I had to learn new ways of thinking and relating, new products, new places to go to do everyday things because where I was living was not like where I grew up. Adjusting was necessary for me to live where I was, but seeing this verse taught me that I was defined by something so much greater than which nation I came from or in which family or church or community I was raised.

I began to see how much I found my identity in the things I did or the place I came from instead of seeing how I was in light of being a follower of Christ. It was far too easy for me to equate the values, mindsets, and ways of living with being a follower of Jesus when a lot of those things were, in fact, not necessarily because I was a Christ-follower but because I was an American or a Baptist or a Midwesterner.

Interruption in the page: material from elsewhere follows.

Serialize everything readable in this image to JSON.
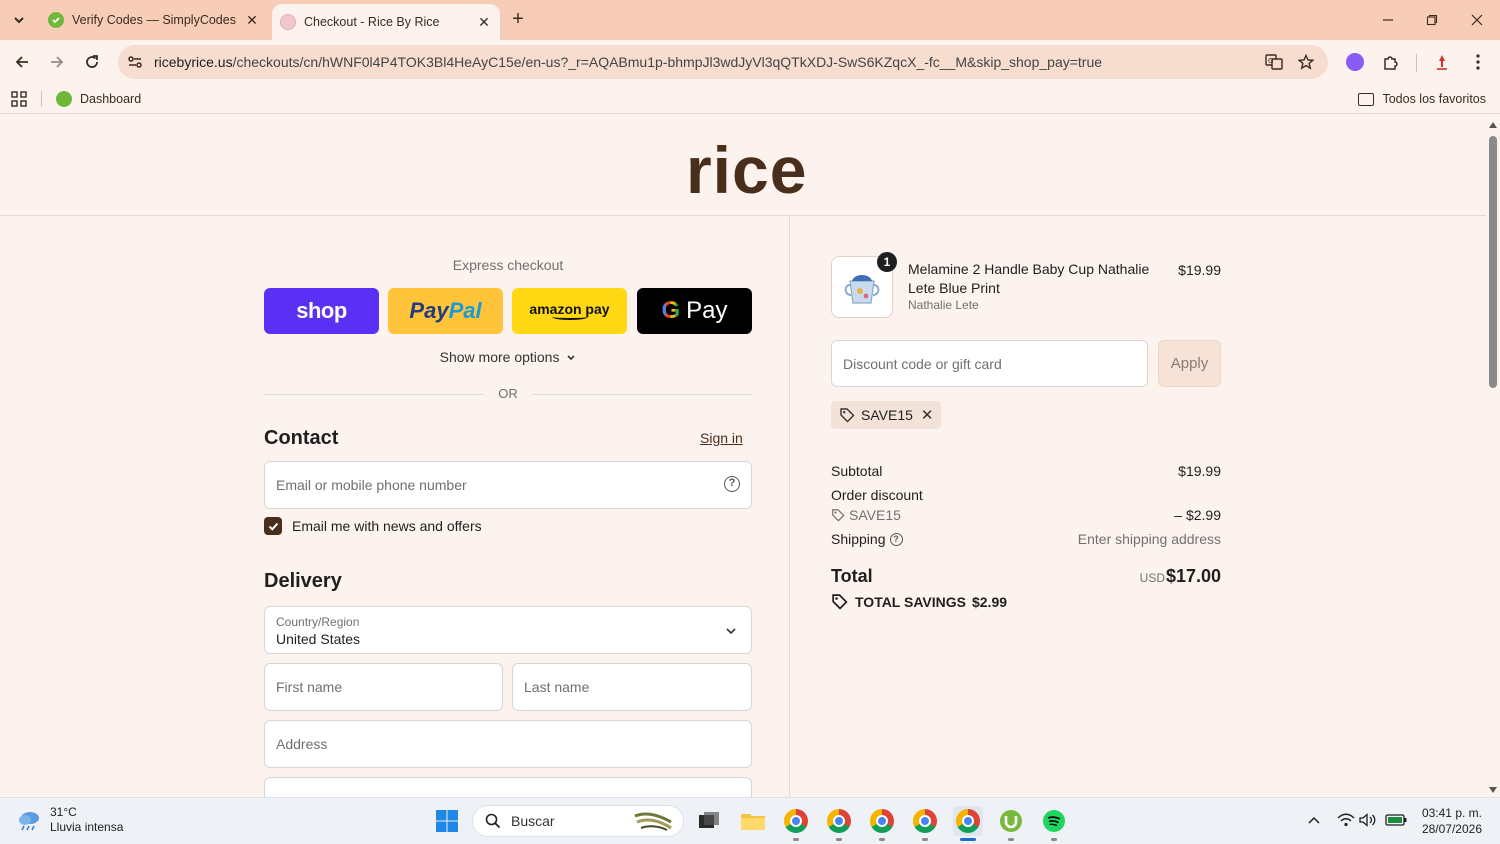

Over the years, as my husband and I have lived in both the US and Canada in various subcultures and among individuals within those lands who were from different nations as well, I have often felt like a bit of a chameleon, adapting to look like my environment in order to fit in and be a part of the culture and subcultures in which I was living.

Which makes me ask the question again: Am I defined by the cultures that have shaped me and by the roles I fill or by my identity as a citizen of Heaven, as a follower of its King, the Lord Jesus Christ?

As we explore the many-faceted aspects of this principle as noted in Philippians 3:20-21 this season, keep before you one of the things I love most about Flowers, a value to which we have been committed since we first came together as pastors’ wives years ago:

Our Flowers team consists of women from different countries, churches, and family cultures. What binds us together is so much greater than what makes us unique. We are all citizens of Heaven—members of the ekklesia “called out ones” who reflect His image in all its glorious fullness.

The views expressed this season will reflect some of those differences, but that is exactly the point: we are united in reflecting the whole glory of the Body of Christ. As a whole, every nation and tribe and tongue, every local church of believers in these nations, regardless of denomination or size, together reflect the whole of the image of God.

If we discount one nation or one denomination over another, then we discount part of His image. Of course, we reflect it imperfectly now, but we dare not overlook the glory of Christ seen in each, or we defame and tarnish that glory.

As you read our articles this season, ask yourself: Where do I truly place my identity? How do I see others? Do I judge based on my specific identity and role or on the characteristics of the citizens of Heaven as Spirit- and fruit-filled, grace-loving and giving people (Galatians 5:22-23)?

May the God of all the nations give us eyes to see until our faith is turned to sight (2 Corinthians 5:7).

Amen, come soon, Lord Jesus!

Taking it Further: Where do I truly place my identity? How do I see others? Do I judge based on my specific identity and role or on the characteristics of the citizens of Heaven as Spirit- and fruit-filled, grace-loving and giving people (Galatians 5:22-23)?